One of the things I have learned in my time doing marketing for different companies is that if you don’t have a plan for your attack, you might as well just lock the doors and give all your money to your competitor. This plan doesn’t have to be a Pulitzer prize-winning coffee table document that takes thousands of dollars to produce, but it does have to be something that is in writing and carefully thought out. Again this doesn’t have to be a formal marketing plan with all the big words, acronyms, and other wasted space that makes Regular Guys brains hurt. It DOES have to make sense to you and it does need a little hard work and effort.
So you ask why does is this “marketing plan” so important and why should I put in the time to do it? Most small businesses have just one entrepreneur or at best a few people involved in the business who are already doing everything needed just to keep the business afloat. One of the best sayings I have heard about being an entrepreneur/small business owner is that “they have the freedom to work all 24 hours of the day… for FREE”. So again why add extra work to these already overworked people for something that most see as a waste of time? Well first off, let’s make sure we are clear about what we are talking about.
Most of us think of a marketing plan as a complicated document with excessive amounts of analysis, budgeting, and over the top reviews of all things business. This is not the document I am talking about. Yes, these types of Marketing Plans can be valuable; especially within large companies where there are abundant resources available and one must convince many of the higher-ups that the dollars required for marketing are justifiable. But for the small business owner, we are already intimately involved in the industry, know our competitors pretty well (most-likely we used to work for them), and probably don’t have much money to pump into marketing anyway. But, the fact that there may be meager dollars allotted for marketing is exactly why we need a plan.
We need to simply put down on paper what we know about our industry, what we know about our products, what we know about our competitors, and then a quick plan of how we will use the small amount of marketing money we have to maximize every cent of it. So, really, most of us already have a marketing plan in our head, in notes scattered about, or maybe even in emails written to customers and colleagues. However, it is critical that we organize this information and spend time not just thinking about it all, but also put it in writing so that all that scattered information can all be in one place. So for the small business owner/team, the most important part of a marketing plan is the real act of writing the document. This is more about brain storming and less about the document itself. Former President Eisenhower sums it up well; “I have always found planning to be indispensable, but plans to be all but useless.”

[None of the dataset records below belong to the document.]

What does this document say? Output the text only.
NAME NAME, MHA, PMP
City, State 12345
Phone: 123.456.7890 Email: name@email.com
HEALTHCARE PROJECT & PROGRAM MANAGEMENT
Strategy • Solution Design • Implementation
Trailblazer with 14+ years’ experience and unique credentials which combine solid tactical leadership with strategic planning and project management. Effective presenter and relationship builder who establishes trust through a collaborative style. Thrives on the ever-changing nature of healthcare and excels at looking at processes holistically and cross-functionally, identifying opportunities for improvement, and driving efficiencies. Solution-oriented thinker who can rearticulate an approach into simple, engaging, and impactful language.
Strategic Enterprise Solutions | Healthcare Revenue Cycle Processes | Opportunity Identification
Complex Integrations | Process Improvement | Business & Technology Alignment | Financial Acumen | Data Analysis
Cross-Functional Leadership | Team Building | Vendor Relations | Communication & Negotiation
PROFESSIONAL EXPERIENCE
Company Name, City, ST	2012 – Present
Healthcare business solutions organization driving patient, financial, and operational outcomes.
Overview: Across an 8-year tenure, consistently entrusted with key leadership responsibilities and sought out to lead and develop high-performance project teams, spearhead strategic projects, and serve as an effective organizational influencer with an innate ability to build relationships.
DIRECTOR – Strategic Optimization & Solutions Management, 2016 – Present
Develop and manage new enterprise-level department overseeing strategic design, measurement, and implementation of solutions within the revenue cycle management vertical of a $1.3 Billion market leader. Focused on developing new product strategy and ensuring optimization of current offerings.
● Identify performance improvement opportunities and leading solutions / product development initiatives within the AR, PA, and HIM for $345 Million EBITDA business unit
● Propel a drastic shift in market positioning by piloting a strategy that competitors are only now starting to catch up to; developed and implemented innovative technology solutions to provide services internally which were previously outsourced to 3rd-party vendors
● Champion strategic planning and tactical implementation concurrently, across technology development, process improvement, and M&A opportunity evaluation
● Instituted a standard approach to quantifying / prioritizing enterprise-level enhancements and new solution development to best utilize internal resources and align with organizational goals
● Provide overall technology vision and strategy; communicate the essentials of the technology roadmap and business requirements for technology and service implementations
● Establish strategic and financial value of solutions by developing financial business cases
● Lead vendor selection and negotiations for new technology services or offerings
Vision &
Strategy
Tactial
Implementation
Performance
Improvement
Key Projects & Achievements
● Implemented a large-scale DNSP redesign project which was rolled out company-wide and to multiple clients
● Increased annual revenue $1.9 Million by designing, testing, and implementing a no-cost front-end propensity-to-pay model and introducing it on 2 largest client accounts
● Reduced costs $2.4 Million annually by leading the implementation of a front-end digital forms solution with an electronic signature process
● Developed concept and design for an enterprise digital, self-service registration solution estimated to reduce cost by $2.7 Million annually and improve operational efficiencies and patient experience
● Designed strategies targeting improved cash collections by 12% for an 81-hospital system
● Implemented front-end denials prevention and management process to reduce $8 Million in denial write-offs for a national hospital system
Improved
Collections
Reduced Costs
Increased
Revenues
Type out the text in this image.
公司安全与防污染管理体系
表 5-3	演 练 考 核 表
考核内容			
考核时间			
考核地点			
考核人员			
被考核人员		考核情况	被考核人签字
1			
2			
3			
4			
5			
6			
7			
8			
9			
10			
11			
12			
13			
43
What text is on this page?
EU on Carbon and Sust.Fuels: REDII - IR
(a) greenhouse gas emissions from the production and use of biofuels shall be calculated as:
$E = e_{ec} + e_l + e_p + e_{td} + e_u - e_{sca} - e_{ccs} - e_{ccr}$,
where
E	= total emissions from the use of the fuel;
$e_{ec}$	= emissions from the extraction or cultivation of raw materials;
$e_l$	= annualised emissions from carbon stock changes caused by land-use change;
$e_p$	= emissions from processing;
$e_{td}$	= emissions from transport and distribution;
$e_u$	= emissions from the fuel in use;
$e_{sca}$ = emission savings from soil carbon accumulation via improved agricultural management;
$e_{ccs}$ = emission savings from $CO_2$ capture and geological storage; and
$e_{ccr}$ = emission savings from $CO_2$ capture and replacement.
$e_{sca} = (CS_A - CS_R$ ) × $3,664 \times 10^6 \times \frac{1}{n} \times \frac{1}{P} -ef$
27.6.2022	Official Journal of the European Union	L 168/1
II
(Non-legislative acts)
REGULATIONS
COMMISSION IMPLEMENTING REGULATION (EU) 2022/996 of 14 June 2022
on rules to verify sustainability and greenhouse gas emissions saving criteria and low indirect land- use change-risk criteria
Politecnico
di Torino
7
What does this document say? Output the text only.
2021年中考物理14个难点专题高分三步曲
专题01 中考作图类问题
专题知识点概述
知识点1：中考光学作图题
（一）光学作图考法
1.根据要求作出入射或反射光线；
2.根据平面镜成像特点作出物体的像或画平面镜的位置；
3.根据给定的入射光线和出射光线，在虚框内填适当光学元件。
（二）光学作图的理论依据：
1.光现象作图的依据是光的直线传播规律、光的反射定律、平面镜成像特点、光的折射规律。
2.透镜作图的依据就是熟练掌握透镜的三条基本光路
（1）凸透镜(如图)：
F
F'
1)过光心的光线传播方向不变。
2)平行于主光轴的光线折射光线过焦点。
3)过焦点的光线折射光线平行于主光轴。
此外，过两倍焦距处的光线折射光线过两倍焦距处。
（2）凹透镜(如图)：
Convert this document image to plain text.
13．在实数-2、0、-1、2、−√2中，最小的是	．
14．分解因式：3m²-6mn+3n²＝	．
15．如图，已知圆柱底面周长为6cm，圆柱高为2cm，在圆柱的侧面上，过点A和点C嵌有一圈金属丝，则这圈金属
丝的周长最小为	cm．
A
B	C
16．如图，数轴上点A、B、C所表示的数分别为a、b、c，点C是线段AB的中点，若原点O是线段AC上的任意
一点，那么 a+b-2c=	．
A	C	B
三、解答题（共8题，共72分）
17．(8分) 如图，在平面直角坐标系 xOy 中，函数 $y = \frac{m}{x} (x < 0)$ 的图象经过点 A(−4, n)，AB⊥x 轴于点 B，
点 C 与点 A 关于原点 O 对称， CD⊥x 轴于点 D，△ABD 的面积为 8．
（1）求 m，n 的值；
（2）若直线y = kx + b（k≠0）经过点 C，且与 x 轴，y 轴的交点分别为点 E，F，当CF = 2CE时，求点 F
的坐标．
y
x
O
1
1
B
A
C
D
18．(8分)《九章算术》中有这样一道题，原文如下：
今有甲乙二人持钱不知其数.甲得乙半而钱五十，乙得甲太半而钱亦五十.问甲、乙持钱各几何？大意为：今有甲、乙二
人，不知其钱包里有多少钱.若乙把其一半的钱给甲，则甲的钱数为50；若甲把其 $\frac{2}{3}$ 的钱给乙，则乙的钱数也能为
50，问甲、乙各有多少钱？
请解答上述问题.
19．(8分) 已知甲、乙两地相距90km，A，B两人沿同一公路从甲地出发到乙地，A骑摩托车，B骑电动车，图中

So hopefully you are now starting to see that you don’t have to spend weeks and weeks creating a full-blown Fortune 500 ready marketing plan full of Situational Analysis, Macro environmental PEST analysis, and other things that just don’t matter in a small business environment.
Now, one analysis that probably sounds all big and fancy, but is actually just what we reviewed above (and in my opinion, is the basis for all small business marketing plans) is the SWOT analysis (Strengths, Weaknesses, Opportunities and Threats). SWOT can be broken down like this; who you are (strengths and weaknesses), what your selling points are (opportunities), and who your competition is (threats). This process, along with identifying your target market and your goals for reaching them, give you what you need for a good marketing plan. You can be as detailed as you like or skip parts all together; it is just a good exercise to go through to start the thought process about how you want to promote your company. This gives you a road map to follow when creating promotions, advertising, making cold calls, and applying other marketing strategies ~ all so that your company has a brand (now you’re probably thinking Nike Swoosh, but I actually mean a brand as in this is what we do best and this is how we want people to think about the company). Having a brand is having the same look and feel no matter what medium your customers are seeing your company through. You want to insure that you are not wasting your time on things you don’t need to do and your company is putting forth the best reputation possible. This little plan can be done in less than a day if you really want to sit down and make it happen. It doesn’t have to be pretty or even clear to anyone but you.
So now hopefully you’re starting to think that this whole marketing plan thing might just be a good idea… But, I’m guessing that there are still some skeptics out there. However, I will continue to insist that this is something all small businesses must do because most small businesses not only lack a marketing plan but a business plan (or any plan at all). These small business owners/teams may know their products and their industry, but without a plan of attach, it will be nearly impossible to truly convey their vision to the rest of the world. The other drawback to having no plan is there is nothing to test, nothing to change, and nothing to track. I assure you that, when time and resources are limited, unwritten plans and ideas in heads start falling through cracks. If everything’s good, then maybe having a written marketing plan is overkill. But, when the market changes and/or as your sales start to slip then your marketing plan matters very much. Your plan is the guide that will get you through all the times (good and bad) in your business life. It serves as a reminder of what you did that works (which is why you actually do need this plan even in good times) and doesn’t, timelines and costs; and helps keep you (and your customers) focused on what is special and critical about your product. And, it also helps you think about the best ways to get in front of the customers you want to reach with little to no budget.
So, start putting your thoughts down on paper so that you can give your company its best shot at success while at the same time make working 24 hours a day worthwhile and not just a very time-consuming (and financially draining) hobby.